Funcionamento do esquema
O modelo oferecido por Soares garantia vantagens financeiras desproporcionais aos membros da sua igreja. Em depoimentos prestados por vítimas, o pastor assegurava que os frequentadores teriam retorno de 10% ao mês sobre o capital investido, enquanto pessoas sem vínculo direto com o templo receberiam uma taxa de 5%. O acordo estipulava o pagamento de rendimentos mensais com a devolução integral do montante investido após um ano.

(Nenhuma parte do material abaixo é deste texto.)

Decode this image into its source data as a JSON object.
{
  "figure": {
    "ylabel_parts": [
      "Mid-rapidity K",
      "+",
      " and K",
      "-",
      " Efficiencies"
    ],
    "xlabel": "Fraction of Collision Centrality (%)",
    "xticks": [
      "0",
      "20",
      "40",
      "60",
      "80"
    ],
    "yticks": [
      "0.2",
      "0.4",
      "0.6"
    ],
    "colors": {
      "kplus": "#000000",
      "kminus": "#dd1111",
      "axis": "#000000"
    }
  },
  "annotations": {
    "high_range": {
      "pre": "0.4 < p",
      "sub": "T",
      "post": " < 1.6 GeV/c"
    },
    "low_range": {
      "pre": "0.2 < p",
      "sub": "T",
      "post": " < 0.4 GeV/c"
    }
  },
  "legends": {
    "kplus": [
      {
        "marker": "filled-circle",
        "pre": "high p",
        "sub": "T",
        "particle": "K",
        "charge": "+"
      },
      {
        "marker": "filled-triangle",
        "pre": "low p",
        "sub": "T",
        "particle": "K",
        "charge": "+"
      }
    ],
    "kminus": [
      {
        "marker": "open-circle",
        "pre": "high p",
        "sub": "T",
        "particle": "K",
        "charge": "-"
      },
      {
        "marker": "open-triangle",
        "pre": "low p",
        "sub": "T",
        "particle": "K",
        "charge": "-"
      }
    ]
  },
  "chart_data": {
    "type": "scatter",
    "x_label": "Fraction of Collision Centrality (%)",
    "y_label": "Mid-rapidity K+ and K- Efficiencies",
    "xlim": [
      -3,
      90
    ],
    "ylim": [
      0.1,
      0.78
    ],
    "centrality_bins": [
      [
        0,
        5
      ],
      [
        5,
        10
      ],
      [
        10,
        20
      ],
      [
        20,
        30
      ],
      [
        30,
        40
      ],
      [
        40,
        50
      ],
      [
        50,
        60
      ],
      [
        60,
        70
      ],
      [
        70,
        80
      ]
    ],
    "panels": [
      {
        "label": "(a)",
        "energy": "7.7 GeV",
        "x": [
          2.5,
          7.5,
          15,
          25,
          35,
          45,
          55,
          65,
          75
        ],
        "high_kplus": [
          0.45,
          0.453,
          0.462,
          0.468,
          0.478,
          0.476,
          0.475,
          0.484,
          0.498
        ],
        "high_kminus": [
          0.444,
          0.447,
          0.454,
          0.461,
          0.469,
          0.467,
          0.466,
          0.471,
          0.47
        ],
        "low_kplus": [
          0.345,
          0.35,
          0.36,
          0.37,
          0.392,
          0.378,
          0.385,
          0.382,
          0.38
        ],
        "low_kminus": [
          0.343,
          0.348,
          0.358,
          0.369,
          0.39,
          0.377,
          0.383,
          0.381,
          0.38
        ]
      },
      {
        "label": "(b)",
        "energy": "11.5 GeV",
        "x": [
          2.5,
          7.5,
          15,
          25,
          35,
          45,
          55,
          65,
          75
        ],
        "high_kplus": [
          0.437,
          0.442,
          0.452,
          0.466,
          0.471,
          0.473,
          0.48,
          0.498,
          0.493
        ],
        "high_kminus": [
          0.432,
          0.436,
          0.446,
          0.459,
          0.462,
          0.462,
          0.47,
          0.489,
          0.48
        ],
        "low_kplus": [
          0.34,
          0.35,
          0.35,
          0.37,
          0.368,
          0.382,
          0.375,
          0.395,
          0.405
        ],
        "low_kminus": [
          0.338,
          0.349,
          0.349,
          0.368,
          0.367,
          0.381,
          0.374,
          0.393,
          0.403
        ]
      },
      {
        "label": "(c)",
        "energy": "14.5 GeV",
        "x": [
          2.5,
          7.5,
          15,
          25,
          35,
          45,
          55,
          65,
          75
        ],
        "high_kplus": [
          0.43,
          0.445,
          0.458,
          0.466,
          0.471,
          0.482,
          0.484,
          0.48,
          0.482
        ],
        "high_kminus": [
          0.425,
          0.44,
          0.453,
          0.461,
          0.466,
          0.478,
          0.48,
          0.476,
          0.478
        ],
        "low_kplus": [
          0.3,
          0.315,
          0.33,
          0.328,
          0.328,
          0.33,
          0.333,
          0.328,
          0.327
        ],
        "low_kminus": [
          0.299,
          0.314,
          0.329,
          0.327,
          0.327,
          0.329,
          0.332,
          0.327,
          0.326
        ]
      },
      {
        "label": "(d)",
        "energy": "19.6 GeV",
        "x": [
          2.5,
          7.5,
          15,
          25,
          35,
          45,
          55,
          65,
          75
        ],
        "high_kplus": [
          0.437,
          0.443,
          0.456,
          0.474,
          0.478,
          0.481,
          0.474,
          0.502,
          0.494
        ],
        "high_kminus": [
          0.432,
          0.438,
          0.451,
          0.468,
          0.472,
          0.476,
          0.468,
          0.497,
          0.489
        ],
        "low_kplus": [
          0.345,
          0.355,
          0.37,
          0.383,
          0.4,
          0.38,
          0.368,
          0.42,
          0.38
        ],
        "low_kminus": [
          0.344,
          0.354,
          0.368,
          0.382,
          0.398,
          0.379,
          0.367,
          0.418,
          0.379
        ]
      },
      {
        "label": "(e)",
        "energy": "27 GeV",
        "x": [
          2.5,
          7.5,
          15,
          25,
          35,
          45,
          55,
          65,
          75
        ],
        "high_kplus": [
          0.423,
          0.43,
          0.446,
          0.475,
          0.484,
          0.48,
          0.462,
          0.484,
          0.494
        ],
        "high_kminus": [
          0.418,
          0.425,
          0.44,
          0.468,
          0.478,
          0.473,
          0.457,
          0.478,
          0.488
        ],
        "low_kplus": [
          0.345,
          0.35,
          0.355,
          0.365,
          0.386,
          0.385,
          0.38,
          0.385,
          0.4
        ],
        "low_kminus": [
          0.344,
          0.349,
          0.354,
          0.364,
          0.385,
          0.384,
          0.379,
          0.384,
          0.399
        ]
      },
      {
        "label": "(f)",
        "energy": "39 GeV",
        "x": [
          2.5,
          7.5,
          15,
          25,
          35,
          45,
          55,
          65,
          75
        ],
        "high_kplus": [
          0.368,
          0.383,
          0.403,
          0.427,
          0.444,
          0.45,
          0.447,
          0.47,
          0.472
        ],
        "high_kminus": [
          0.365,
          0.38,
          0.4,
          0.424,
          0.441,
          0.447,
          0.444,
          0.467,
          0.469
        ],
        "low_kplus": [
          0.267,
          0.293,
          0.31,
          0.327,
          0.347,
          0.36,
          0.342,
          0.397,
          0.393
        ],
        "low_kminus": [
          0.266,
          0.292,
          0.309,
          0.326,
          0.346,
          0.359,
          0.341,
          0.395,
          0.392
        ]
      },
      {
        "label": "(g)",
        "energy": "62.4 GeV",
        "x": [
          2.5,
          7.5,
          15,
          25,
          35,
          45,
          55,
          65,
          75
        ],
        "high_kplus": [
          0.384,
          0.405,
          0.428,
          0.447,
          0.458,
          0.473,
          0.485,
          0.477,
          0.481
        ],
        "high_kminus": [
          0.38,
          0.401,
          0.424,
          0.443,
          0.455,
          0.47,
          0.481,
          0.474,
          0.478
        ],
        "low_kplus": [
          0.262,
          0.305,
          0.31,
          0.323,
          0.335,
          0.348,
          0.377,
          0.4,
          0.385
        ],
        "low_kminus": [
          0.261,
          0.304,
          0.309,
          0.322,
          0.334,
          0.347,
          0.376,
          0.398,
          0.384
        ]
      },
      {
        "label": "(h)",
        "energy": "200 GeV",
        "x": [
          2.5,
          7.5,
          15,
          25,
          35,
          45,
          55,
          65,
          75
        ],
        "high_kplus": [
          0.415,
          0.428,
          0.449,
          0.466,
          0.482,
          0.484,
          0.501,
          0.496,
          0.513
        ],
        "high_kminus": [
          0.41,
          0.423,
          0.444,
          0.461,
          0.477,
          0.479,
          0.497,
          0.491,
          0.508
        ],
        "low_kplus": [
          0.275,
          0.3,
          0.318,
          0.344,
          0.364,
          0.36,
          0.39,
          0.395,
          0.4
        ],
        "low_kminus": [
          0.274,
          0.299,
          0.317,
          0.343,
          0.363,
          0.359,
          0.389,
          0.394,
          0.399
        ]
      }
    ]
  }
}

Comportamento durante as pregações
O delegado Vinícius Miranda detalhou que o pastor utilizava o púlpito como um verdadeiro balcão de negócios. Nos primeiros meses da operação, ele realizava as transferências dos lucros combinados aos investidores para dar uma aparência de legalidade e estimular novos aportes. Miranda explicou: “Com isso, atraía mais pessoas. Só que, como em toda pirâmide, depois de um certo momento ele só arrecadava os valores e não enviava mais os pagamentos.”
Captação de recursos
As captações financeiras eram direcionadas para a GAL Invest Bank, conhecida entre as vítimas como “Banco do Pastor”. Uma das pessoas lesadas relatou à polícia que Soares promovia os investimentos com frequência e organizava reuniões comerciais exclusivas em ambientes externos ao templo. Confiando nas garantias oferecidas, essa vítima realizou um aporte de R$ 150 mil. Quando o fluxo de pagamentos começou a falhar, outros integrantes do grupo apresentavam justificativas técnicas para reter os valores.
Táticas de adiamento
O delegado Renan Mello esclareceu as táticas de adiamento adotadas pela organização. Ele afirmou: “Quando passavam a ter problema no fluxo de pagamento, outros indivíduos da organização criminosa alegavam dificuldades técnicas para justificar a retenção dos valores.”